佐藤久美子(さとう・くみこ)
1996年から化粧品輸入ビジネスに従事。「スイスライン」「ユイルエボーム」といったブランドを日本市場に導入。エコサート認証コスメとの出会いをきっかけにオーガニックコスメのセレクトショップ「オーガニックマーケット」をオープン。1999年よりSLJ代表取締役。

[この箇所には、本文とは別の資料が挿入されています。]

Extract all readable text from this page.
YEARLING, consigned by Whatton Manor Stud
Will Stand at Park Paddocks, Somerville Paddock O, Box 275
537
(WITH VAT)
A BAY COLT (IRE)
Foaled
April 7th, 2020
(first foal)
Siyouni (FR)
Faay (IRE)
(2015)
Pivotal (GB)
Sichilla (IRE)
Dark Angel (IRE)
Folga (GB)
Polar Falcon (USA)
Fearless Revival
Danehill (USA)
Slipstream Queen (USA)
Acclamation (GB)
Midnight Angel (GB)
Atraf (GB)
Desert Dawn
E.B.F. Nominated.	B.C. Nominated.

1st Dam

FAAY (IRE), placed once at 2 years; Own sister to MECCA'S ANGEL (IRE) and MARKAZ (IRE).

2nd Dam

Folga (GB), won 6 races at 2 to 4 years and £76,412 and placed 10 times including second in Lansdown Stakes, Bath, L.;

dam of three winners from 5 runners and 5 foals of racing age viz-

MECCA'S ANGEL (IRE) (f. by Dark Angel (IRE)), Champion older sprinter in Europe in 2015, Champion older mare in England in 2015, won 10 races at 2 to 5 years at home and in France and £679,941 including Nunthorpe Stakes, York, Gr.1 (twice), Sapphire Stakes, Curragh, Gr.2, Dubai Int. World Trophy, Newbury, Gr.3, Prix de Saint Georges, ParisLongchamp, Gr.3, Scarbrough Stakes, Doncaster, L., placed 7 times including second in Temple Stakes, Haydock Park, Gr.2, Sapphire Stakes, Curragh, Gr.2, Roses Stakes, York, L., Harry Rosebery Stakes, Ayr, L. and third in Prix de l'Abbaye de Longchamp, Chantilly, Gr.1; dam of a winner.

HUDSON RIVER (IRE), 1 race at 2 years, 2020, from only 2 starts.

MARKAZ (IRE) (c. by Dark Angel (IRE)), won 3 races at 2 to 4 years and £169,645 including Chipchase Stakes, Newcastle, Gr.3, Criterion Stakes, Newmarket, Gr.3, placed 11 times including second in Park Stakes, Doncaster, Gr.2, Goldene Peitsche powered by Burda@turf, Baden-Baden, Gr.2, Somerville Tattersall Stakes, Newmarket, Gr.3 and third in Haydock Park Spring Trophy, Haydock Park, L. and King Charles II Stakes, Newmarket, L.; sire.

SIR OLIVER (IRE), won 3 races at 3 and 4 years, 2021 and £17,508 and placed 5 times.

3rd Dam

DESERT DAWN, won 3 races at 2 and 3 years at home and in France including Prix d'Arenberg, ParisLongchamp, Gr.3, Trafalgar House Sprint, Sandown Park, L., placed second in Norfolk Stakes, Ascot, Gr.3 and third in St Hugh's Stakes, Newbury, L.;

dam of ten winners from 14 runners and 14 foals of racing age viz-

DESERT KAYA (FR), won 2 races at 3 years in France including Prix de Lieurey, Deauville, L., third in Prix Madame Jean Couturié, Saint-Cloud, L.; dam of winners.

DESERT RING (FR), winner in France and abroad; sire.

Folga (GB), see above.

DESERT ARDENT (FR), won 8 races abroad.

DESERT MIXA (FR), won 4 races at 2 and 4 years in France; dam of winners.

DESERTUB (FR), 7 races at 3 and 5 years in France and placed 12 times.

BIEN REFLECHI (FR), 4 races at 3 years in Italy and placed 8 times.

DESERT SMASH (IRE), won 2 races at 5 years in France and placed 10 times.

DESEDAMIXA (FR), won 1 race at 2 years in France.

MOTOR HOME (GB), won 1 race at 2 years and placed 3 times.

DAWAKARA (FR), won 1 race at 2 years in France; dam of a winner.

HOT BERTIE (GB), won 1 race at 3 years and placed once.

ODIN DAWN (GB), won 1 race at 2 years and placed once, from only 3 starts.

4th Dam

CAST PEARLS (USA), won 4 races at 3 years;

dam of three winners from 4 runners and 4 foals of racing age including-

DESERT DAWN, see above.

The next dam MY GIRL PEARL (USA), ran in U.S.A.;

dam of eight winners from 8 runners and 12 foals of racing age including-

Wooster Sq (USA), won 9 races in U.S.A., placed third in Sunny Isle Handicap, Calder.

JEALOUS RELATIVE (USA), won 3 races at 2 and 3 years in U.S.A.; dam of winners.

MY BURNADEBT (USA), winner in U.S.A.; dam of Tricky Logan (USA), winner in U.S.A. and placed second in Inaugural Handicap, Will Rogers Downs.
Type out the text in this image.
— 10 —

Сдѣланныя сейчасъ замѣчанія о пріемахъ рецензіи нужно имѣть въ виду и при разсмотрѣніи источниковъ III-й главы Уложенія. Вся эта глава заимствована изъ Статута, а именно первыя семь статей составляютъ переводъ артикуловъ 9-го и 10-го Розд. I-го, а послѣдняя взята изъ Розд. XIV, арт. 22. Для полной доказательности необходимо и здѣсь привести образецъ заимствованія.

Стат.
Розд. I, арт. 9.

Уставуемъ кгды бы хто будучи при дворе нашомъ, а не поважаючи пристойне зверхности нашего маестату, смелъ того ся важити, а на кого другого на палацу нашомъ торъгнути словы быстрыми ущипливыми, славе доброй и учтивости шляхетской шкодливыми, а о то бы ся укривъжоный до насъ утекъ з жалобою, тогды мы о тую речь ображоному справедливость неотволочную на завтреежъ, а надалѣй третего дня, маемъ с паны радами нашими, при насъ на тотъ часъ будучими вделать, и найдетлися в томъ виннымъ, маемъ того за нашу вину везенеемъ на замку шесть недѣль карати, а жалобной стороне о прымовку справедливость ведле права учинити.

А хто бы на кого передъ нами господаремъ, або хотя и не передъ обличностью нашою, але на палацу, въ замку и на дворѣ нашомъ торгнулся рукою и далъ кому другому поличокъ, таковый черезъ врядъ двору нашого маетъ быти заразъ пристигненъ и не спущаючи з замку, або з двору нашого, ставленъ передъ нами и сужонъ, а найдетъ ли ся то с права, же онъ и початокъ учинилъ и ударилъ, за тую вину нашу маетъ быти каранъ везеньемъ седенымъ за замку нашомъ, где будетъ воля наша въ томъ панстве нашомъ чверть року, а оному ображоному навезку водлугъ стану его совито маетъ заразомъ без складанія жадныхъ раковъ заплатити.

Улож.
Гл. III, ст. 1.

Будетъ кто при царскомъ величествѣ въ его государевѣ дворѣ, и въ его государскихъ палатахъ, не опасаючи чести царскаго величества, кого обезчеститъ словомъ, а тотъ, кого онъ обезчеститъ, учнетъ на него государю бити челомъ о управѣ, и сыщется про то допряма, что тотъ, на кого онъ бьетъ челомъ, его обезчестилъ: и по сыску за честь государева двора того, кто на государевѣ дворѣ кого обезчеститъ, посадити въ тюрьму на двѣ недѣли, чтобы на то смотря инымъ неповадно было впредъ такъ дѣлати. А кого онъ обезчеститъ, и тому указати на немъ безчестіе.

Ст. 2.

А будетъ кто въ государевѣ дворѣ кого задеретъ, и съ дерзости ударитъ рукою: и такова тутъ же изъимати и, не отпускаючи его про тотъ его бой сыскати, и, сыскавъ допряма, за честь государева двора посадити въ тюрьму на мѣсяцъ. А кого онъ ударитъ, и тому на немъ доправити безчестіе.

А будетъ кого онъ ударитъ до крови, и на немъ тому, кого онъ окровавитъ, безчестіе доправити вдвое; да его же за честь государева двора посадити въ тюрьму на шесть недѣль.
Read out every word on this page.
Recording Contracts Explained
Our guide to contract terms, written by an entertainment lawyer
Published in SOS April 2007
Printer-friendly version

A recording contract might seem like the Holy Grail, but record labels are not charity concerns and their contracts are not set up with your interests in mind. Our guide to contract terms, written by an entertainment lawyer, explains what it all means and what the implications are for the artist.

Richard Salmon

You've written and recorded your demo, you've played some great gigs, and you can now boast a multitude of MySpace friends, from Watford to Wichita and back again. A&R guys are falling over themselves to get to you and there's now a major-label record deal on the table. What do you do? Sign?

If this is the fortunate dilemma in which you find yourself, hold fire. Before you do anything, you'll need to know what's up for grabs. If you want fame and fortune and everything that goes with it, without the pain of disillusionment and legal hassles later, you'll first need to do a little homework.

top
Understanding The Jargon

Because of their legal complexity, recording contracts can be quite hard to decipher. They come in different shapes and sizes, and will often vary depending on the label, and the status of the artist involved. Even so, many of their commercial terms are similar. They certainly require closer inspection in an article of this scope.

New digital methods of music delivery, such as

第1回「英国デパートに見るクリーンビューティー」では老舗デパート・セルフリッジにおけるオーガニック化粧品について、実情をお伝えしました。第2回では、薬局・ファーマシーにおけるクリーンビューティーはいかなるものか、詳しく見てきました。英国では処方権がある薬剤師への信頼が厚く、薬局は生活に密着したコミュニケーションの場になっていてアロマセラピーも根付いている。その中でクリーンビューティー、オーガニック化粧品はどういう位置付けなのか、どういう顧客層にアプローチしているのか、デパートとの違いを意識しながら、視察に向かった。

信頼がおける店構えと品ぞろえ

セルフリッジのすぐ裏手にある老舗の大型調剤薬局「ジョン・ベル&クロイデン(John Bell & Croyden)」に向かう。1798年創業の店構えはいつ見ても圧巻だ。扉を開くと、中央にある調剤受け付けが柔らかい笑顔で温かく迎えてくれる。ちょっとした緊張感が、ここでだったら何を買っても大丈夫、と思わせる安心感に途端に変わる。吹き抜けの高い天井と整然とした広い店内は、奥の方までを見渡せるすっきりとしたレイアウト。目的や効能別に並ぶサプリメントコーナーはとても広い。奥の方には気持ちよさそうな枕が並んでいるのが見え、お店全体が一望できるようになっている。手前のフェムケアコーナーも大きく面を取っている。オーガニックとそうでない商品がきちんと分かれていて、ゆっくりと商品を手に取り、比較しているお客さまが多い。母娘で会話しながらお買い物されている姿がほほ笑ましい。じっくりと品定めするには、とても居心地の良いお店だ。サプリメントコーナーでは、しっかりと商品の表記を見て確認している方ばかりだ。